The Nilo-Saharan languages are spoken in an arc through north-central Africa from Kenya in the east to Mali in the west. Major languages of this family include Kanuri and Songhay, spoken in the Niger and Mali region,
the Maasai language of southern Kenya, Dinka, spoken in southern Sudan, and the Fur language of Darfur, Sudan. One ancient language that belonged to this family was Nubian, spoken in today's Sudan. The Nilo-Saharan family is generally accepted as a valid one, but some linguists propose that its subbranches should be considered separate language families in their own right.

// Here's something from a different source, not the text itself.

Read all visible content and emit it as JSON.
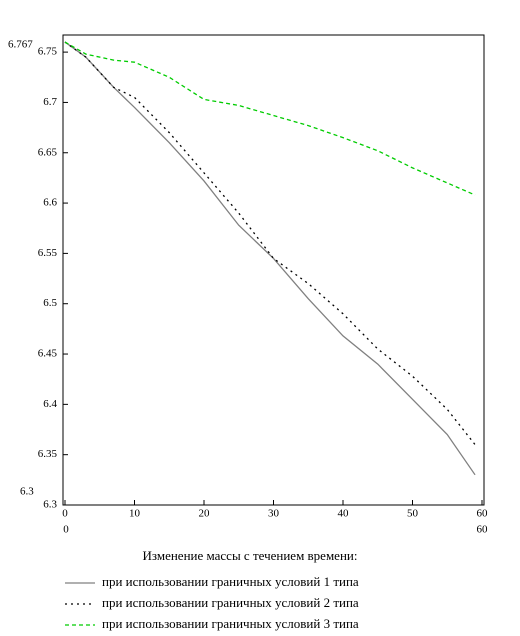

Finally, the Afro-Asiatic language family covers all of North Africa as well as the Horn region (Ethiopia and Somalia). This family also has members in western Asia, hence its name. There are six recognized sub-families: Omotic, Cushitic, Chadic, Berber, Egyptian, and Semitic. The Omotic languages are spoken by tribal communities in southern Ethiopia, and were probably the first group to diverge from the ancestral Proto-Afro-Asiatic language. The Cushitic languages are found in Ethiopia and Somalia; Somali is the most widely-spoken and well-known member. The Chadic languages are spoken in northern Nigeria and southern Niger as well as adjacent regions; the principal member is Hausa, an important trade language of the Niger river area. The Berber languages were historically spoken throughout the Sahara and northwestern Africa before the Islamic conquest; today they can be found in scattered areas through Morocco, Algeria, Mali, and other nations. Tuaregh is perhaps the best-known member. The Egyptian branch included the ancient Egyptian language, which today survives in the form of the Coptic language of Egypt's Christian community. Finally, the Semitic branch, the largest of the family by number of speakers, is found across North Africa and into the Middle East. The most important member is Arabic, including the many vernacular varieties; Hebrew and Modern Aramaic are other modern members, as are the Amharic, Tigre, and Tigrinya languages, the principal languages of Ethiopia and Eritrea. Many well-known civilizations of antiquity spoke Semitic languages, including the Akkadians, the Babylonians, the Assyrians, the Canaanites, the Phoenicians, and the Aramaeans. Three semitic languages are today important religious languages: Hebrew (Jewish scriptures), Aramaic (Jewish and Christian scriptures), and Arabic (Islamic scriptures). One of the distinguishing features of the Afro-Asiatic languages, and particularly the Semitic languages, is a template morphology, where three-consonant roots with a general meaning have patterns of vowels and affixes added to them with specific grammatical functions in order to produce the vocabulary of the language. An example from Arabic is the root K-T-B, which has the general meaning "write"; some of its derivatives include kitaab "book", kataba "to write",
maktuub "written", maktabat "library", iktitaab "subscription", etc.; another root, S-L-M, includes the derivations 'aslama "to submit", islaam "submission", muslim "one who submits", and salaam "peace".
It is thought that the Nilo-Saharan and Niger-Congo language families are related at a more remote level, while Afro-Asiatic is thought to be more closely related to language families in Eurasia. Khoisan, however, is distinct from most other language families, and is thought to be a survival of one of the first groups of languages to split from the ancestral human language (if indeed there was a single ancestral human language).